The manipulation skills acquisition methods that we developed can be applied to a wide range of manipulation skills, with robots that are either close to us (assistive and industrial robots), parts of us (prosthetics and exoskeletons), or far away from us (teleoperation). Our research is supported by the European Commission, by the Swiss National Science Foundation, by the State Secretariat for Education, Research and Innovation, and by the Swiss Innovation Agency.

You can also download our research statement as a PDF file.








LEARNING IN A HANDFUL OF TRIALS


The field of machine learning has evolved toward approaches relying on huge amounts of data. In several application domains, these big datasets are already available, or are inexpensive to collect/produce. In contrast, robotics is characterized by a different problem setting. It should instead be viewed as a wide-ranging data problem, with models that could start learning from small datasets, and that could still exploit more data if such data become available during the robot's lifespan.
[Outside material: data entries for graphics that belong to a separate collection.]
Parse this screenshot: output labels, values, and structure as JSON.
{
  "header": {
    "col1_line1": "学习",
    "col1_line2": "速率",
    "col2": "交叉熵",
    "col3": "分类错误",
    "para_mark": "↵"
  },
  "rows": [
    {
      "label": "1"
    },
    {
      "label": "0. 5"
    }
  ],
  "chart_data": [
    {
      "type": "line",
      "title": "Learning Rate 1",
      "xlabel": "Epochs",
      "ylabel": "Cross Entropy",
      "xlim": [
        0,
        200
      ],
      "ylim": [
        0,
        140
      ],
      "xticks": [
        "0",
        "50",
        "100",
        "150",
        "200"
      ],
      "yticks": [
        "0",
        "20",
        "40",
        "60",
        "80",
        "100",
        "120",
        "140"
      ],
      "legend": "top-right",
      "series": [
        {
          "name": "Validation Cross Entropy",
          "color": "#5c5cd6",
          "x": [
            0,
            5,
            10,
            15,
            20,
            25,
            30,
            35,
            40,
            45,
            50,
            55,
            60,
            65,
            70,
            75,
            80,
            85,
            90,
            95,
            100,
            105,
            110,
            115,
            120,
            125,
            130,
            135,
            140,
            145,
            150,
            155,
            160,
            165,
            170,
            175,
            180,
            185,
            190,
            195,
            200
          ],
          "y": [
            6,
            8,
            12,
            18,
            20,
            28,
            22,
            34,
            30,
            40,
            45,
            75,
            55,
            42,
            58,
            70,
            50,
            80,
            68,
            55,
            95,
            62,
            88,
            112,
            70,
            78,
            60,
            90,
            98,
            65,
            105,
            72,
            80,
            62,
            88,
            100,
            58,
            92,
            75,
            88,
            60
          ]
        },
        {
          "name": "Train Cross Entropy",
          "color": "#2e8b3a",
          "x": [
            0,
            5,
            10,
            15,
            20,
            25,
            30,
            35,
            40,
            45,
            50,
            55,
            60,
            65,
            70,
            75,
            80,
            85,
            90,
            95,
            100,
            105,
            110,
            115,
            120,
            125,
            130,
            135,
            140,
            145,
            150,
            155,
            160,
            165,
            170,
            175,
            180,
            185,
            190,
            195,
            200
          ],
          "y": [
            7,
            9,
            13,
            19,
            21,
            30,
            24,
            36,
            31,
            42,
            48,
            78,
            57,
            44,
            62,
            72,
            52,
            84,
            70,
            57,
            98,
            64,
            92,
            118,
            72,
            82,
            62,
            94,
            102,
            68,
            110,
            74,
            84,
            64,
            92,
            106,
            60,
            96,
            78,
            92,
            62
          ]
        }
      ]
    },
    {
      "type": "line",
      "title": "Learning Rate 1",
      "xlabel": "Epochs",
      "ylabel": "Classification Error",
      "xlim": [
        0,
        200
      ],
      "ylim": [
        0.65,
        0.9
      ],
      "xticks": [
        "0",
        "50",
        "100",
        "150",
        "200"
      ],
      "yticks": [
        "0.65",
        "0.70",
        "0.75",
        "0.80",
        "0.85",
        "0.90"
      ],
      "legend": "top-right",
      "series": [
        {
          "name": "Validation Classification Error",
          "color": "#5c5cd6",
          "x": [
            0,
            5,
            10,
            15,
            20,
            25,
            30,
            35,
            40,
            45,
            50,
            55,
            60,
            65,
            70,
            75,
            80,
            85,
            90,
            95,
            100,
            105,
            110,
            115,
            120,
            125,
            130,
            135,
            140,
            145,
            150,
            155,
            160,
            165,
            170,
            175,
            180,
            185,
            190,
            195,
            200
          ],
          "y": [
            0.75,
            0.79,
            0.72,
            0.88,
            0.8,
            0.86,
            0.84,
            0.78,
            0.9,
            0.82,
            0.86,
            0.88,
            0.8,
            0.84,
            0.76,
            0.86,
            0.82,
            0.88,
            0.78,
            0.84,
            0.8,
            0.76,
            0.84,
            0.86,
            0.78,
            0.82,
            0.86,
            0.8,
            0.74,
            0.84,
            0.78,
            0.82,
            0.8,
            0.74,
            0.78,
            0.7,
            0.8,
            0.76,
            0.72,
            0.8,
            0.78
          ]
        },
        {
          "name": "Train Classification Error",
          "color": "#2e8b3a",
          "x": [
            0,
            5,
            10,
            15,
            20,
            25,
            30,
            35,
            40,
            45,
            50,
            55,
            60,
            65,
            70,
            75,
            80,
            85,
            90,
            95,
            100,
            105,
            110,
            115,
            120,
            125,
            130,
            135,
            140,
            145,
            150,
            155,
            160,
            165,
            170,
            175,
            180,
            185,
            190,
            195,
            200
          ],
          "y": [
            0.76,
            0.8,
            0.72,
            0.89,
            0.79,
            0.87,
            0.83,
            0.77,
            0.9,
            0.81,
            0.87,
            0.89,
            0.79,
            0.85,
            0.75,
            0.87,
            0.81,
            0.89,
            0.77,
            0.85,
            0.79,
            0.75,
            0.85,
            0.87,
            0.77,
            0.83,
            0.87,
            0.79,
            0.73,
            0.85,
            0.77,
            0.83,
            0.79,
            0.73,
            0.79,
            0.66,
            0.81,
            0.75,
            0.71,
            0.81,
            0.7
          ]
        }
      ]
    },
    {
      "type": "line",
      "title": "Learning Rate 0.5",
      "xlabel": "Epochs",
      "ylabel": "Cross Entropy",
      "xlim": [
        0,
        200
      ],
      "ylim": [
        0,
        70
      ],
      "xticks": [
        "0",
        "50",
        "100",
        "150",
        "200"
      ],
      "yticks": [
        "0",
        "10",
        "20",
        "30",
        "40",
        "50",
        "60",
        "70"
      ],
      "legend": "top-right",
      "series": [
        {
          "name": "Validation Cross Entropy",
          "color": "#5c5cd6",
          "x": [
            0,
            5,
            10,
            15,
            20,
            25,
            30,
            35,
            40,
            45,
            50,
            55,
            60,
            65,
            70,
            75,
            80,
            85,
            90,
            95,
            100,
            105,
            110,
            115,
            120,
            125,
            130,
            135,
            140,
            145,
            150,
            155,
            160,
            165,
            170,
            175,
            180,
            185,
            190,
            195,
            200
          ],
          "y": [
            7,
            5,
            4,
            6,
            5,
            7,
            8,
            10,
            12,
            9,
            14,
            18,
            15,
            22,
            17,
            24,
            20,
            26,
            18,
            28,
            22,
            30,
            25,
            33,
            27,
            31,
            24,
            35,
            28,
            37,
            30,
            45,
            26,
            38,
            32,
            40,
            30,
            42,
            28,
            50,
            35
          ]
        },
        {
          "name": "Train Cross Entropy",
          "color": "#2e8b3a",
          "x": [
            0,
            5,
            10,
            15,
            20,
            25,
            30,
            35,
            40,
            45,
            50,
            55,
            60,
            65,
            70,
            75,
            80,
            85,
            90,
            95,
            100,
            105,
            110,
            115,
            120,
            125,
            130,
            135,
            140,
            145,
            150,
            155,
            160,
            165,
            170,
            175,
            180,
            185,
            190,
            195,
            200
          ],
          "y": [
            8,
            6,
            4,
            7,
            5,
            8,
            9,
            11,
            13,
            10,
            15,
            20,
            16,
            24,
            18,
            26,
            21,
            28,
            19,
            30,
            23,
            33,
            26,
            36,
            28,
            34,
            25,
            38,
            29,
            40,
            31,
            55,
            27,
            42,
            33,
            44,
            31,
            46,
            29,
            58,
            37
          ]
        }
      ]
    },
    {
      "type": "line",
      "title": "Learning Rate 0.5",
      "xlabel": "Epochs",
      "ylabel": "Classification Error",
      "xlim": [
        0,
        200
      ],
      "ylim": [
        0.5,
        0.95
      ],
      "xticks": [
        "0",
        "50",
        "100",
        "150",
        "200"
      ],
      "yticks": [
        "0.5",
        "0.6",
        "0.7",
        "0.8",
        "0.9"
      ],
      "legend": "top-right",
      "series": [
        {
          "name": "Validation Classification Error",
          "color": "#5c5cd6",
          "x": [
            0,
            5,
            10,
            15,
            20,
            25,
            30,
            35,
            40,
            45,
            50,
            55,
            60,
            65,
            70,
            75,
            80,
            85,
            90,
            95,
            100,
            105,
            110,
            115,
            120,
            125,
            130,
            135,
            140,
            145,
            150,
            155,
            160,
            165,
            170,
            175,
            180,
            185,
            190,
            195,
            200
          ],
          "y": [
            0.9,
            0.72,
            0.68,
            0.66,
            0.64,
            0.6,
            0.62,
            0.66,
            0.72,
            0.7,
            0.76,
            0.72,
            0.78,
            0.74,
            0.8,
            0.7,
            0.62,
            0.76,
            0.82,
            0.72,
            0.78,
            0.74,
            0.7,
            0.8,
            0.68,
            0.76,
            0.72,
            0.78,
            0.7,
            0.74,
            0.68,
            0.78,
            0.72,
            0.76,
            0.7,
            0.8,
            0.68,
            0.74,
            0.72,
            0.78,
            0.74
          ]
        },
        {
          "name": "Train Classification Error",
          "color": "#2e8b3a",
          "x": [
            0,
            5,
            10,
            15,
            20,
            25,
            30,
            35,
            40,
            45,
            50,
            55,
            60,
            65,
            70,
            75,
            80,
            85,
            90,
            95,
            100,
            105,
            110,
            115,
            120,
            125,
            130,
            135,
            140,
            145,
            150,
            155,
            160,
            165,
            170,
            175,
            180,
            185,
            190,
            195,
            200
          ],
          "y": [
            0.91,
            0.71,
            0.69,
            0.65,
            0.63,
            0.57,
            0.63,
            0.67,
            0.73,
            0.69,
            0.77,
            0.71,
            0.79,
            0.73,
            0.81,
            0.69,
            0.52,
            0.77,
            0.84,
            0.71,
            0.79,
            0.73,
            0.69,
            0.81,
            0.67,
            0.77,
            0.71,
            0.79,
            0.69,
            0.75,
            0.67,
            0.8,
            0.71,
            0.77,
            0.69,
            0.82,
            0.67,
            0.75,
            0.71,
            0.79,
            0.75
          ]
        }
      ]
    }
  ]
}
The current trend of machine learning relying on big datasets can bias the development of robot learning approaches in a negative way. In contrast to other fields, the data formats in robotics vary significantly across tasks, environments, users and platforms (different sensors and actuators, not only in formats but also in modalities and organizations). Then, the learned models often need to be interpretable to provide guarantees and to be linked to other techniques. For these reasons, my work focuses on robot learning approaches that can rely on only few demonstrations or trials.

The main challenge boils down to finding structures that can be used in a wide range of tasks, which are discussed next and include (from high level to low level):

Efficient robot skills acquisition requires the right trade-off between learning and exploitation of these different form of structures (at model and algorithm levels).







GEOMETRIC STRUCTURES


Because robots act in a physical world, many fundamental problems in robotics involve geometry, leading to an increased research effort in geometric methods for robotics in the recent years. To speed up skills acquisition, the prior knowledge about the physical world can be embedded within the representations of skills and associated learning algorithms. Our work focuses on Riemannian geometry and geometric algebra to provide such structures.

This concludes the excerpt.